Measure of Central Tendency
Topic 3: Measure of Central Tendency
Represents the center of a data set.
A single summary number indicates where many of the scores lie.
Types of Measures of Central Tendency
A. Mean
The arithmetic average of a data set.
Formula: Mean = Σx/n (sum of all scores divided by number of scores)
Example 1:
Scores: 1.42, 1.97, 1.42, 1.50, 1.67
Mean = 7.98 / 5 = 1.60
Example 2:
Scores: 2.00, 3.40, 7.00, 11.00, 23.00, 3.41
Calculation needed for Mean.
Can also be calculated using statistical software like Excel.
B. Median (mdn)
The midpoint of a data set.
Divides values into two equal parts, locating the middle value.
Calculation: Location of Median (L) = (n + 1) / 2
Example 1:
Scores: 11, 12, 13, 14, 15
L = (5 + 1) / 2 = 3 → Median = 13
Example 2:
Scores: 2, 4, 4, 6, 8, 8
L = (6 + 1) / 2 = 3.5 → Median = (4 + 6) / 2 = 5
C. Mode
The most frequently occurring value in a data set.
Example 1:
Scores: 1, 7, 5, 9, 8, 7 → Mode = 7
Example 2:
Scores: 1, 7, 5, 9, 8 → No Mode
Example 3:
Scores: 1, 7, 7, 5, 9, 9, 8 → Bimodal (Modes = 7 and 9)

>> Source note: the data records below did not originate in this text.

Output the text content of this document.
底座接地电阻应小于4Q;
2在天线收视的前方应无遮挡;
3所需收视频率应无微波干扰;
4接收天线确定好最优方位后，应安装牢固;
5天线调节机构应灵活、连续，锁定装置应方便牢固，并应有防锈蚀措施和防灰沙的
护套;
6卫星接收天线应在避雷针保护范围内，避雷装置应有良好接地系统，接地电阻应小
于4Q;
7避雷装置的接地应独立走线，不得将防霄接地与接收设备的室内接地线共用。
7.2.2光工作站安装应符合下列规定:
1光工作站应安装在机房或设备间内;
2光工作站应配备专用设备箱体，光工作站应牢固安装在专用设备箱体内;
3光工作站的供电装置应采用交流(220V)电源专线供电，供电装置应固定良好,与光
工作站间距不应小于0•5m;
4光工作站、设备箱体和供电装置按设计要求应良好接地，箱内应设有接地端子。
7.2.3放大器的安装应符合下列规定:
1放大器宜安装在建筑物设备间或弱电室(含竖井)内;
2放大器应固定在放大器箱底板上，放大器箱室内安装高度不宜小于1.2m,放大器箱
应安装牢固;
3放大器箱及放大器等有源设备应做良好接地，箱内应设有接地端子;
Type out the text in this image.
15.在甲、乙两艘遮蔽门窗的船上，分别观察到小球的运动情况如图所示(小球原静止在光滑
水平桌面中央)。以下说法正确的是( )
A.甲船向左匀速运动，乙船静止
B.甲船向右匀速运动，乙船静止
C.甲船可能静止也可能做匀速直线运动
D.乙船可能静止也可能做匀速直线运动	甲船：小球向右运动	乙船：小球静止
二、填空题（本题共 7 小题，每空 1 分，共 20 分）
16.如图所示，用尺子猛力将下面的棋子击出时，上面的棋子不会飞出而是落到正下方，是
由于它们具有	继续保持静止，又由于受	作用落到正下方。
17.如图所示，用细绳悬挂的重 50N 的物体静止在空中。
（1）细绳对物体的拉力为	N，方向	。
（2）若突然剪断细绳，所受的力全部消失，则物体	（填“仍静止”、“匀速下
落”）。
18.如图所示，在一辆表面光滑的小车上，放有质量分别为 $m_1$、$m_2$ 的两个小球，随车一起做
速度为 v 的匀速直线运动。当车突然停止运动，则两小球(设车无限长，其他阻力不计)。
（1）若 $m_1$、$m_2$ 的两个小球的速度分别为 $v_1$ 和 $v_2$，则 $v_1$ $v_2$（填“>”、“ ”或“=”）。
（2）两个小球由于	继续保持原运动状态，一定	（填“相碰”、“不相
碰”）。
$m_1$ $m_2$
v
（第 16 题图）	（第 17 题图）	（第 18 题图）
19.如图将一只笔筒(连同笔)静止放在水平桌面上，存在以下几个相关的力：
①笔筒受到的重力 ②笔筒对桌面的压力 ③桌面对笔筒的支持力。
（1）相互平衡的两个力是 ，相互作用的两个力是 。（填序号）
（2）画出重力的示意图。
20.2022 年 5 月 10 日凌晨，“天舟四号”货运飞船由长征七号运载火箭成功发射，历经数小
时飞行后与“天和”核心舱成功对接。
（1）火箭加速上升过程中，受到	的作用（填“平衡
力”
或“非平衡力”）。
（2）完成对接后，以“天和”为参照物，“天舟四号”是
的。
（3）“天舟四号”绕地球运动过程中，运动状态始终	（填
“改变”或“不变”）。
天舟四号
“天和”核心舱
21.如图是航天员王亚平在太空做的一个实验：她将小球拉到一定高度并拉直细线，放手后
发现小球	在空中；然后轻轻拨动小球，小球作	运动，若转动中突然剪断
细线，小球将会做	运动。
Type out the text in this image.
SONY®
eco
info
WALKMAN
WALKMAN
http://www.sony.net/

Mode is primarily useful for categorical data or large datasets of interval/ratio data.
When to Use Each Measure
Nominal Data: Use Mode (mean and median not applicable).
Example: Law = 64; Kine = 59; Eng. = 37
Ordinal Data: Use Median.
Example: Positional rankings (1st, 2nd, 3rd, etc.).
Interval or Ratio Data: Use Mean and/or Median.
Use Median if data is highly skewed or has outliers (as it's less affected).
Example of skew:
Player salaries → Mean = $495,000; Median = $125,000 due to outlier.
Excel: Calculating Central Tendency Measures
Excel Formulas:
Mean: = average(data_set)
Median: = median(data_set)
Mode: = mode(data_set)
Descriptive Statistics can be run using Toolpak in Excel to provide detailed statistics including mean, median, mode, range, standard deviation, and more.
Graphical Representation of Data
Summary data can be graphically depicted using:
Bar Graphs: Represent means or medians with categories on the x-axis.
Histograms: Display the frequency distribution of interval/ratio data.
Types of Data Distributions
Symmetrical Distribution: Frequencies decrease evenly on both sides of the center (e.g., mean = median = mode).
Skewed Distribution: Frequencies bunched at one end of the scale.
Positively Skewed: Bunched at lower scores; mean > median > mode.
Negatively Skewed: Bunched at higher scores; mode > median > mean.
Variability and Kurtosis
Spread: Refers to how much data varies.
Kurtosis: Indicates the peakness or flatness of a distribution.
Leptokurtic: More peaked, fewer scores in tails.
Platykurtic: Flatter distribution, more evenly spread out.
Importance of Graphing
Reliance solely on summary statistics can be misleading. Always visualize data through graphs to understand its distribution.